Helping Relationships

“Connection to others was an essential part of all the healing journeys.” Humans are social creatures, and even the most introverted of us need close relationships. Friends and family add meaning and value to life and help support us, in good times and bad. When we experience relational trauma, relationships can feel scary, but reestablishing safety and trust in relationships is where the healing happens. (To be clear, we do not mean reestablishing safety and trust with abusers, but rather finding other healing relationships.) “When safety and trust had been established, people were able to connect with helpers. The nature of the behaviours of helpers that fostered healing ranged from small acts of kindness to unconditional love.”

  • “Moving from being wounded, through suffering to healing, is possible. It is facilitated by developing safe, trusting relationships and by positive reframing that moves through the weight of responsibility to the ability to respond.”
  • “Relationships with health professionals were among these but were not necessarily any more important to the healing journey than other kinds of helpers, which included family members, friends, spirituality and their God, pets, support groups, administrators, case workers and supervisors.”


Healing probably means different things to different people, but one definition that emerged from the study is: “The re-establishment of a sense of integrity and wholeness.” Healing was an emergent property that resulted from each individuals’ complex healing journey, a result of bridged connections between resources and relationships. Healing, in this sense, does not mean cured—none of the study participants were cured of their ailments—”but all developed a sense of integrity and wholeness despite ongoing pain or other symptoms.” In varying degrees, “they were able to transcend their suffering and in some sense to flourish.” When we begin to heal, we find increased capacity for hope, renewed motivation to help others, and are more able to accept ourselves as we are.

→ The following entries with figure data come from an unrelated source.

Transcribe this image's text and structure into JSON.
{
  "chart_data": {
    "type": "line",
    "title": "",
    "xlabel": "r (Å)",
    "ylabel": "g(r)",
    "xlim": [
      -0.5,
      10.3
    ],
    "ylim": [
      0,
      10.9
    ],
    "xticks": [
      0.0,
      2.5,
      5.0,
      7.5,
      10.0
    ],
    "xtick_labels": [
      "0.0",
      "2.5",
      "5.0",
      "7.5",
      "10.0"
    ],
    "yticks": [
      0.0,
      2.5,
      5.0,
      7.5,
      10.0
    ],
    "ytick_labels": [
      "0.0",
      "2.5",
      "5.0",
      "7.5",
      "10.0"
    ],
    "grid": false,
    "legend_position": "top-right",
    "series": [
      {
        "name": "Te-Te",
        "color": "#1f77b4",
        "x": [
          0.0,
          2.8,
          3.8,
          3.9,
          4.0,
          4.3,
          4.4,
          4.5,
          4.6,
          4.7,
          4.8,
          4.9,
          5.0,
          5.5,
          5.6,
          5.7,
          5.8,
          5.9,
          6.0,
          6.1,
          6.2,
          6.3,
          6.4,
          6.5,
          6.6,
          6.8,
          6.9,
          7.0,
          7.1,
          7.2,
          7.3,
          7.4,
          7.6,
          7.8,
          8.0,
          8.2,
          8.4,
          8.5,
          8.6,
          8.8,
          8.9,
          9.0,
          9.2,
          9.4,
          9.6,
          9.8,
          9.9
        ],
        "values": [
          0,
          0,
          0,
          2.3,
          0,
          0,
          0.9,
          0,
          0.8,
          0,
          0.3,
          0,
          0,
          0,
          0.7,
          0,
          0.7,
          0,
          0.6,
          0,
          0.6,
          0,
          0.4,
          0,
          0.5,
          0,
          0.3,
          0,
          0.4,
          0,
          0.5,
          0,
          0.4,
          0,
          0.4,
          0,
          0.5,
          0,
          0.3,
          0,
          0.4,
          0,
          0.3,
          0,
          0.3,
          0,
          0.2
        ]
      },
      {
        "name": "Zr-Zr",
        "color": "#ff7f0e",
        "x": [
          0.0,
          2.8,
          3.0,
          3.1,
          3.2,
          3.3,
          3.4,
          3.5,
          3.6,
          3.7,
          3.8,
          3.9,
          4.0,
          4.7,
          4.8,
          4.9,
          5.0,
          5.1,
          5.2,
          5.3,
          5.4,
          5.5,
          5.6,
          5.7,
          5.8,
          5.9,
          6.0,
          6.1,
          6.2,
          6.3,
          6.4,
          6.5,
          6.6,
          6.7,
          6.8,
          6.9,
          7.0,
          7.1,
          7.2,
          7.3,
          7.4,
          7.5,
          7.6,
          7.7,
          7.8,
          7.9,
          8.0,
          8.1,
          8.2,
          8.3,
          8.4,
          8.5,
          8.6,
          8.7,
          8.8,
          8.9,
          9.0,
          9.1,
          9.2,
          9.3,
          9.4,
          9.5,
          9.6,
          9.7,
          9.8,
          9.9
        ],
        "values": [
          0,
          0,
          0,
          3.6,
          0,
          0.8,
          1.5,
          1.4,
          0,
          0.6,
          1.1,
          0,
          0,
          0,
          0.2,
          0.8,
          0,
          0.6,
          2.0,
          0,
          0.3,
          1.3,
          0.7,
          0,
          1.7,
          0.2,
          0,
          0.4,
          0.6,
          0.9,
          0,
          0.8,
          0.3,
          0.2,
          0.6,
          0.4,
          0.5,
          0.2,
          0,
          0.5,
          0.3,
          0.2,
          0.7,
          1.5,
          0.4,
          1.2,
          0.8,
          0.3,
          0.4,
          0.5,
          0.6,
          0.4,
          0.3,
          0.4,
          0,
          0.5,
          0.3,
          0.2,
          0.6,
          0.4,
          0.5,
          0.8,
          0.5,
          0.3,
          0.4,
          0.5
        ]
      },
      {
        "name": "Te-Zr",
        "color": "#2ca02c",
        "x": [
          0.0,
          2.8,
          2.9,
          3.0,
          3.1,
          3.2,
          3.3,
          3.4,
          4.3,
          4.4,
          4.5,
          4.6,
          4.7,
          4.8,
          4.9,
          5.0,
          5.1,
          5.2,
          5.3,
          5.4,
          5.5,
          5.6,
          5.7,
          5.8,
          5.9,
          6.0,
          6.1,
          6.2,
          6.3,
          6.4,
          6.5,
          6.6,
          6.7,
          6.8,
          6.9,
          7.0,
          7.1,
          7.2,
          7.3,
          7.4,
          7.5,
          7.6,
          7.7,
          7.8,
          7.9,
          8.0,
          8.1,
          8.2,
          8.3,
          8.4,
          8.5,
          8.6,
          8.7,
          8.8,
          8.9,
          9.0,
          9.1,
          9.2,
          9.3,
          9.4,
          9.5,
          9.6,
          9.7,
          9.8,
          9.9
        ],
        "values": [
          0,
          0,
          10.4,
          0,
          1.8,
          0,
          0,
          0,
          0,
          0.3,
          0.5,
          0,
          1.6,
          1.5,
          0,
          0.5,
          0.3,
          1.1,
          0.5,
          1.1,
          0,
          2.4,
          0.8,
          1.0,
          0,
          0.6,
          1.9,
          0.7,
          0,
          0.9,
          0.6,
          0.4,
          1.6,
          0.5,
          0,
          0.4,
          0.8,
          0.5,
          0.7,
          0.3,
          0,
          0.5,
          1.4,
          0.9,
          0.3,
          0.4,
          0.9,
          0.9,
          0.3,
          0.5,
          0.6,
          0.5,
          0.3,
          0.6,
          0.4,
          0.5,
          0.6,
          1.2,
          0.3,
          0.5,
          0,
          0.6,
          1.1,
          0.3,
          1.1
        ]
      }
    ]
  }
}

Suffering is the ongoing pain from wounding. There is debate about whether or not one actually needs to experience suffering on the path to healing.


Wounding happens when we experience physical or emotional harm. It can stem from chronic illness or by physical or psychological trauma for which we do not have the tools to cope, or a combination of those factors. “The degree and quality of suffering experienced by each individual is framed by contextual factors that include personal characteristics, timing of their initial or ongoing wounding in the developmental life cycle and prior and current relationships.”